É o caso de um voo de duas horas entre Londres e Barcelona feito pela Ryanair para maio. Os preços foram pesquisados pela CNN em março.

De acordo com Maurício Sana, a enorme diferença passa pelos altos impostos cobrados dos voos internacionais aqui na região e pela já bastante consolidada integração entre as fronteiras europeias e que ainda está longe de acontecer na América do Sul.

“Uma passagem de Buenos Aires para o Rio custa mais que o dobro do que uma para Bariloche, sendo distâncias comparáveis”, conta, “mas metade do valor são impostos, por ser um voo internacional”.

Os impostos sobre voos internacionais na América do Sul chegam a 120% do valor da passagem, de acordo com o executivo – e não é um problema de um ou outro país.

“Todos os governos tinham que sentar e discutir as condições, assim como fazem com os acordos econômicos”, diz ele.

4 aviões devolvidos e 1 parado

Sobreviver ao choque da pandemia, no começo de 2020, quando a companhia, que fez seu voo inaugural em 28 de janeiro de 2018, mal tinha completado o segundo ano de vida, exigiu da Flybondi um malabarismo impensável.

A primeira coisa, ainda em março, foi convencer os empregados de uma redução nos salários. A segunda, devolver cinco dos quatro aviões que já tinha, alugados sob contratos de seis anos que não estavam nem no meio ainda.

A luta pela sobrevivência também incluiu renegociar as dívidas e compras já encomendas de coisas que não tinham ideia de quando iam precisar novamente – de combustível a batatinhas, refrigerantes e uniformes.
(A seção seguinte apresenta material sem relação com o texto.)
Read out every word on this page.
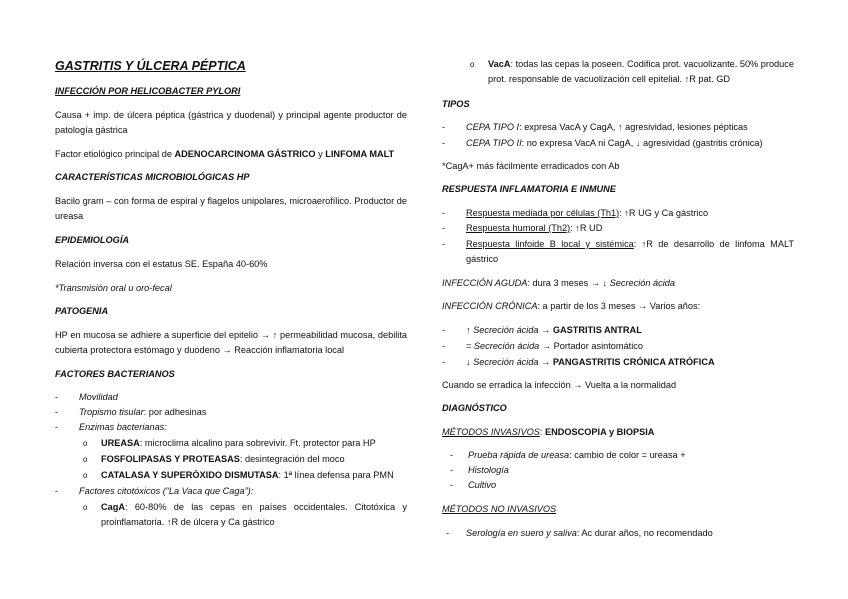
GASTRITIS Y ÚLCERA PÉPTICA
INFECCIÓN POR HELICOBACTER PYLORI
Causa + imp. de úlcera péptica (gástrica y duodenal) y principal agente productor de patología gástrica
Factor etiológico principal de ADENOCARCINOMA GÁSTRICO y LINFOMA MALT
CARACTERÍSTICAS MICROBIOLÓGICAS HP
Bacilo gram – con forma de espiral y flagelos unipolares, microaerofílico. Productor de ureasa
EPIDEMIOLOGÍA
Relación inversa con el estatus SE. España 40-60%
*Transmisión oral u oro-fecal
PATOGENIA
HP en mucosa se adhiere a superficie del epitelio → ↑ permeabilidad mucosa, debilita cubierta protectora estómago y duodeno → Reacción inflamatoria local
FACTORES BACTERIANOS
- Movilidad
- Tropismo tisular: por adhesinas
- Enzimas bacterianas:
o UREASA: microclima alcalino para sobrevivir. Ft. protector para HP
o FOSFOLIPASAS Y PROTEASAS: desintegración del moco
o CATALASA Y SUPERÓXIDO DISMUTASA: 1ª línea defensa para PMN
- Factores citotóxicos (“La Vaca que Caga”):
o CagA: 60-80% de las cepas en países occidentales. Citotóxica y proinflamatoria. ↑R de úlcera y Ca gástrico
o VacA: todas las cepas la poseen. Codifica prot. vacuolizante. 50% produce prot. responsable de vacuolización cell epitelial. ↑R pat. GD
TIPOS
- CEPA TIPO I: expresa VacA y CagA, ↑ agresividad, lesiones pépticas
- CEPA TIPO II: no expresa VacA ni CagA, ↓ agresividad (gastritis crónica)
*CagA+ más fácilmente erradicados con Ab
RESPUESTA INFLAMATORIA E INMUNE
- Respuesta mediada por células (Th1): ↑R UG y Ca gástrico
- Respuesta humoral (Th2): ↑R UD
- Respuesta linfoide B local y sistémica: ↑R de desarrollo de linfoma MALT gástrico
INFECCIÓN AGUDA: dura 3 meses → ↓ Secreción ácida
INFECCIÓN CRÓNICA: a partir de los 3 meses → Varios años:
- ↑ Secreción ácida → GASTRITIS ANTRAL
- = Secreción ácida → Portador asintomático
- ↓ Secreción ácida → PANGASTRITIS CRÓNICA ATRÓFICA
Cuando se erradica la infección → Vuelta a la normalidad
DIAGNÓSTICO
MÉTODOS INVASIVOS: ENDOSCOPIA y BIOPSIA
- Prueba rápida de ureasa: cambio de color = ureasa +
- Histología
- Cultivo
MÉTODOS NO INVASIVOS
- Serología en suero y saliva: Ac durar años, no recomendado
“Tínhamos uniformes de inverno para receber, mas nem sabíamos se íamos poder voar no inverno”, conta o CEO.

O retorno

Promoções relâmpago, deixando os passageiros comprarem viagens sem data marcada foi o que ajudou a gerar algum caixa enquanto o esforço de contenção dos gastos fixos impediu dívidas ainda maiores do outro lado.

Uma indústria que despencou toda de uma vez também ajudou na tarefa.

A Flybondi voltou a voar com seu único avião, carregado de passageiros, em dezembro de 2020 – a companhia mantém a ocupação média dos assentos em 90% desde então.

Em março de 2021 já estava com três aviões; em agosto, com quatro e, em 2022, voltou aos cinco com que tudo começou.

Foi em julho de 2021 que a empresa conseguiu tapar o buraco financeiro aberto pela pandemia – “pagamos todas as dívidas negociadas com aqueles mais de 250 fornecedores”, diz Sana.

Em setembro, retomou o mesmo volume de passageiros que estava carregando ao fim de 2019, logo antes de a pandemia mudar tudo, e, também em 2021, conseguiu – pela primeira vez, no quarto ano de vida – fechar o ano no lucro.

Hoje, a Flybondi está com 12 aeronaves – “11 delas com melhores custos do que tínhamos em 2020”, de acordo com o executivo -, e já passou dos 300 mil passageiros transportados por mês, o dobro de 2019.

Em 2022, a companhia carregou 2,3 milhões de pessoas, número que é o quadruplo de 2021 e quase o dobro de 2019. Em 2023, Sana acredita que será possível dobrar esse número mais uma vez, e chegar aos 5,5 milhões de passageiros.

É, de toda maneira, um retrato bastante diferente de onde a companhia se imaginou estar em cinco anos quando abriu as portas, cinco anos atrás.